The Themes of Business Ethics to Stakeholders in the Enron Case

Corporate executive management is supposed to maximize the wealth of the investors, while boosting the entity’s reputational capital, avoiding conflict of principal-agents interests, and complying with regulatory standards (Sims & Brinkmann, 2003). The Enron scandal left a big scar in contemporary business operations. Due to the scandal many people lost their entire pension, others lost their jobs, and the shareholders lost the money that they have invested in the company after it went bankrupt. The case represents various forms of unethical behavior which include insider trading, corporate governance, conflict of interest, and fiduciary responsibilities.

  1. Insider trading

Kenneth Lay the CEO, chairman and the founder of Enron lacked integrity and was dishonest. He committed many unethical practices as a CEO, for example, in 2001, he sold significantly of stock that he held in the company, a move that increased the share price further. This amounts to insider trading, where Mr. Lay benefited from the information he had on the state of the company (Rossouw and Van Vuuren, 2013).

  1. Conflict of interest

Arthur Andersen, who were the auditors of the Enron Company, acted unethically and played a major role in the scandal in four ways. First, AA helped Enron to manipulate the financial statements to avoid losing a key customer move that is both illegal and unethical. Secondly AA was offering consulting, external auditing and internal auditing services to Enron simultaneously violating auditing and accounting practices given the conflict of interest among these services (Kulik et al., 2008).
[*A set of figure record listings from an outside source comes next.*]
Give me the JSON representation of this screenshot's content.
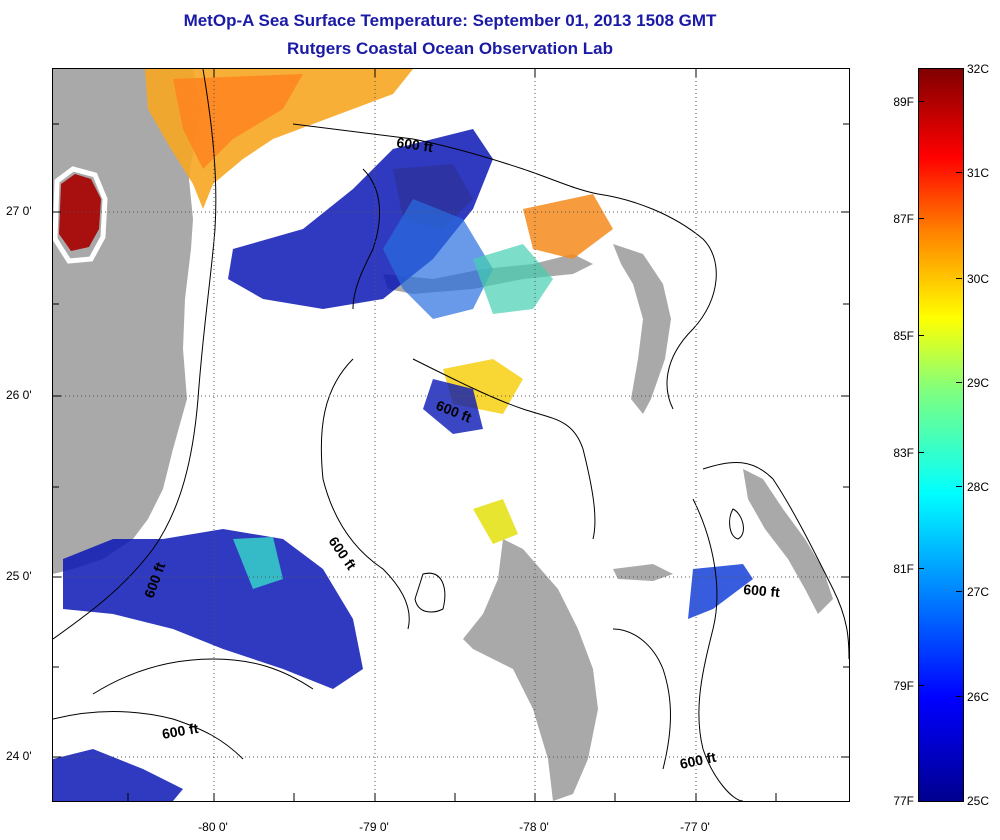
{
  "title": "MetOp-A Sea Surface Temperature:  September 01, 2013 1508 GMT",
  "subtitle": "Rutgers Coastal Ocean Observation Lab",
  "map": {
    "lat_labels": [
      "27 0'",
      "26 0'",
      "25 0'",
      "24 0'"
    ],
    "lon_labels": [
      "-80 0'",
      "-79 0'",
      "-78 0'",
      "-77 0'"
    ],
    "contour_labels": [
      "600 ft",
      "600 ft",
      "600 ft",
      "600 ft",
      "600 ft",
      "600 ft",
      "600 ft"
    ],
    "land_color": "#a9a9a9",
    "grid": "dotted"
  },
  "colorbar": {
    "celsius": [
      "32C",
      "31C",
      "30C",
      "29C",
      "28C",
      "27C",
      "26C",
      "25C"
    ],
    "fahrenheit": [
      "89F",
      "87F",
      "85F",
      "83F",
      "81F",
      "79F",
      "77F"
    ],
    "colors": [
      "#00008f",
      "#0000ff",
      "#007fff",
      "#00ffff",
      "#7fff7f",
      "#ffff00",
      "#ff7f00",
      "#ff0000",
      "#800000"
    ]
  }
}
On addition, there was a transfer of the employee from AA to Enron, which caused more conflict of interests and many top level executives of Enron were from AA. Lastly, AA destroyed the documents and papers of Enron after the scandal was disclosed, which made it difficult for the SEC to investigate the fraud. The conflict of interest evident between AA and Enron infringed on the auditing requirement for auditors independence and prompted AA to act unethically. The SPE’s were used by the participating executives to enrich themselves, which shows there was a conflict of interests.